Tour de France 2018: Cette année c’est la bonne, pourquoi une victoire de Romain Bardet est vraiment possible
CYCLISME•Toutes les conditions sont réunies pour que l’Auvergnat remporte le Tour de France…B.V.
Le blaireau. Plus de 30 ans que Bernard Hinault a remporté pour la dernière fois le Tour de France et que plus aucun Français ne l’a imité. Vous commencez à trouver le temps longtemps ? Nous aussi. De Richard à Thibaut Pinot, en passant par Laurent Jalabert, Christophe Moreau ou Jean-Christophe Péraud, on a espéré voir un Français triompher sur les Champs, sans jamais vraiment trop y croire non plus. Cette année, on a comme un pressentiment. En cannes, sûr de lui et de ses forces, Romain Bardet est l’un des favoris du Tour. Mieux, même, il est presque LE favori.

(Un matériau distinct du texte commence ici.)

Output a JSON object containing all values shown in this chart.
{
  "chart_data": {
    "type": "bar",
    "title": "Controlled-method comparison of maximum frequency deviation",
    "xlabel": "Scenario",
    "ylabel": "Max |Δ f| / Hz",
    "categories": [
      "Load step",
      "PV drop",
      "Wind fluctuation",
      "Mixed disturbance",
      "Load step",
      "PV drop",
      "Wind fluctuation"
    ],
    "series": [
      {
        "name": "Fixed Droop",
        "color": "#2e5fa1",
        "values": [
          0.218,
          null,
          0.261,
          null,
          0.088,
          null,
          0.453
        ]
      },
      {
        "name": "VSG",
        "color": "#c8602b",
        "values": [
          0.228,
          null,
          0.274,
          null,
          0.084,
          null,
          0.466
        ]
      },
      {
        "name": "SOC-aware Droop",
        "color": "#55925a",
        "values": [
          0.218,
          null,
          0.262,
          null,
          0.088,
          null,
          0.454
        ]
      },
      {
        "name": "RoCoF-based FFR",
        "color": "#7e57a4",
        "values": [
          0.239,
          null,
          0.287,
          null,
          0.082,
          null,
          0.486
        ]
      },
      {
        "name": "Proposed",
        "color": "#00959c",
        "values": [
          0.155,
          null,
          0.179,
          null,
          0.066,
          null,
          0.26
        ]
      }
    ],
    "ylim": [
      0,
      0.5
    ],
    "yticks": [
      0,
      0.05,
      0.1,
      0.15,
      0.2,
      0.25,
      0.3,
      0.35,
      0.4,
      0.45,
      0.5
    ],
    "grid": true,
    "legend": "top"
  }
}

Vous nous croyez pas ? On a listé tout un tas de raisons pour croire en la victoire de l’Auvergnat et on les a soumises à Steve Chainel, proche du grimpeur français et consultant Eurosport sur la Grand Boucle pour approbation.
Parce qu’il a passé un cap cette année
Notre idée : Romain Bardet a gagné ou terminé placé chaque course qu’il a démarrée cette saison, u’elle soient d’un jour (3e à Liège-Bastogne-Liège) ou d’une semaine (3e au Dauphiné). En termes de régularité, seul Alejandro Valverde a fait mieux. Romain Bardet est dans les temps : il n’est jamais arrivé aussi bien préparé et confiant au Tour.

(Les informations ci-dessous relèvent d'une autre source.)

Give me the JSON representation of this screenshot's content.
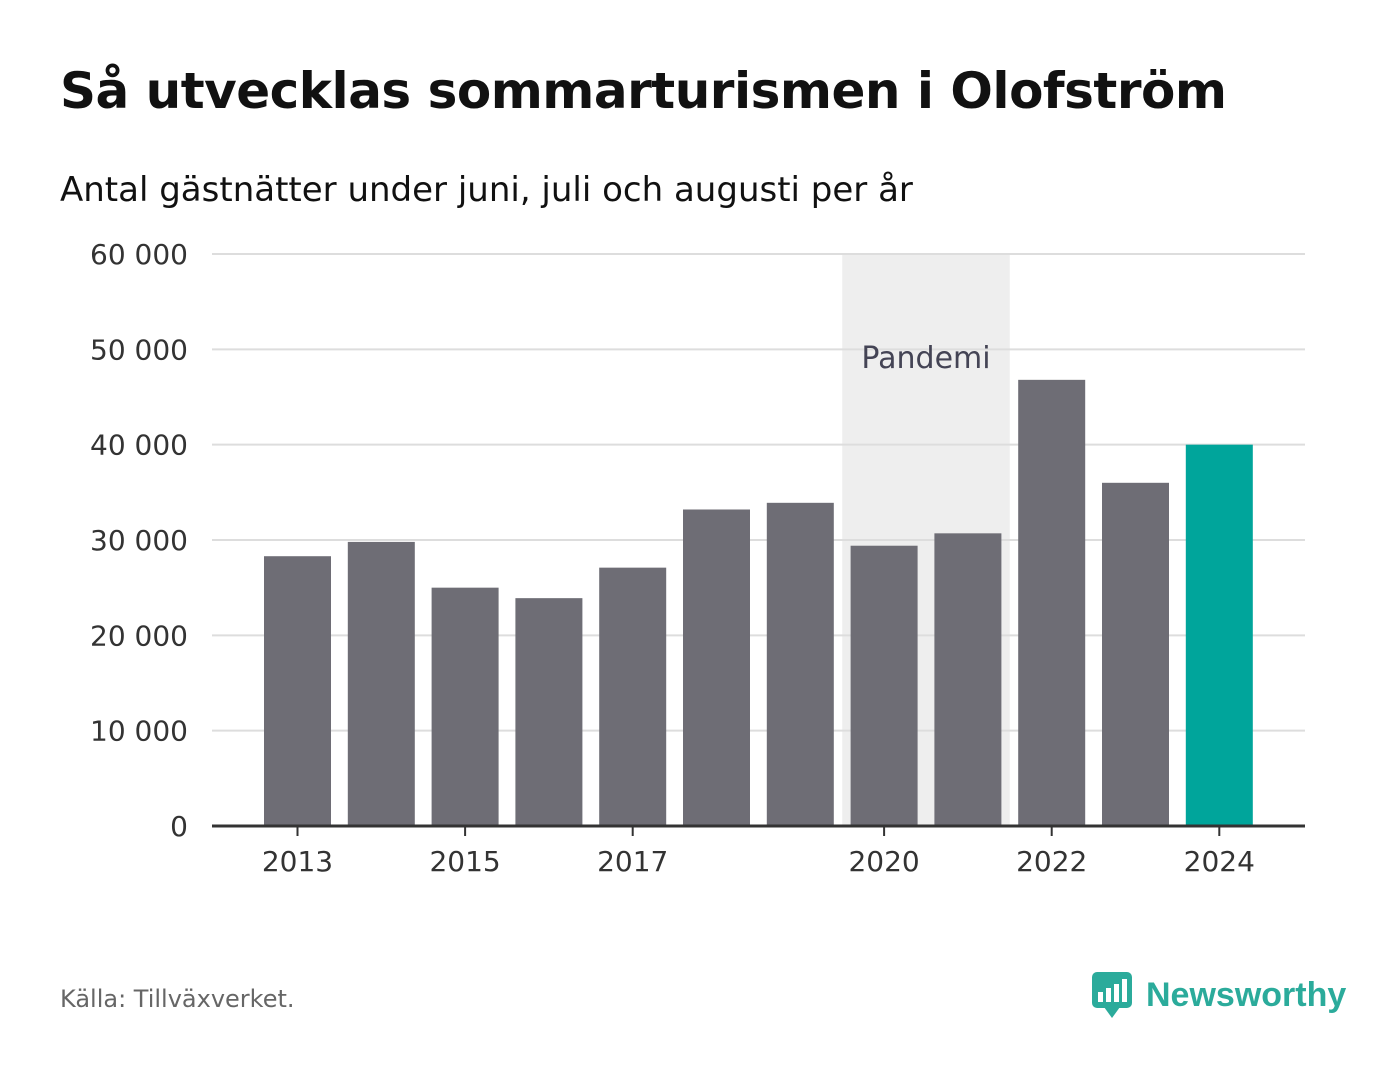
{
  "title": "Så utvecklas sommarturismen i Olofström",
  "subtitle": "Antal gästnätter under juni, juli och augusti per år",
  "source": "Källa: Tillväxverket.",
  "brand": {
    "name": "Newsworthy",
    "logo_icon": "bar-chart-speech-bubble-icon",
    "color": "#2bab9b"
  },
  "chart_data": {
    "type": "bar",
    "categories": [
      "2013",
      "2014",
      "2015",
      "2016",
      "2017",
      "2018",
      "2019",
      "2020",
      "2021",
      "2022",
      "2023",
      "2024"
    ],
    "values": [
      28300,
      29800,
      25000,
      23900,
      27100,
      33200,
      33900,
      29400,
      30700,
      46800,
      36000,
      40000
    ],
    "x_tick_labels": [
      {
        "year": "2013",
        "label": "2013"
      },
      {
        "year": "2015",
        "label": "2015"
      },
      {
        "year": "2017",
        "label": "2017"
      },
      {
        "year": "2020",
        "label": "2020"
      },
      {
        "year": "2022",
        "label": "2022"
      },
      {
        "year": "2024",
        "label": "2024"
      }
    ],
    "y_ticks": [
      {
        "value": 0,
        "label": "0"
      },
      {
        "value": 10000,
        "label": "10 000"
      },
      {
        "value": 20000,
        "label": "20 000"
      },
      {
        "value": 30000,
        "label": "30 000"
      },
      {
        "value": 40000,
        "label": "40 000"
      },
      {
        "value": 50000,
        "label": "50 000"
      },
      {
        "value": 60000,
        "label": "60 000"
      }
    ],
    "ylim": [
      0,
      60000
    ],
    "grid": true,
    "bar_color": "#6e6d75",
    "highlight": {
      "category": "2024",
      "color": "#00a59b"
    },
    "annotation": {
      "label": "Pandemi",
      "from": "2020",
      "to": "2021",
      "color": "#eeeeee"
    }
  }
}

L’avis de Steve Chainel : « Oui et non »
« Est-ce qu’il s’est passé quelque chose ? Oui ou non. Romain assume entièrement son statut de leader et quand il annonce la couleur, il ne passe pas au travers. Avant on le protégeait : "il est jeune, il a le temps". Maintenant, c’est une valeur sûre. Personne ne doute de ses capacités à réaliser de très très grandes choses. Je pense que son équipe lui faisait déjà confiance mais lui a désormais totalement confiance en sa préparation.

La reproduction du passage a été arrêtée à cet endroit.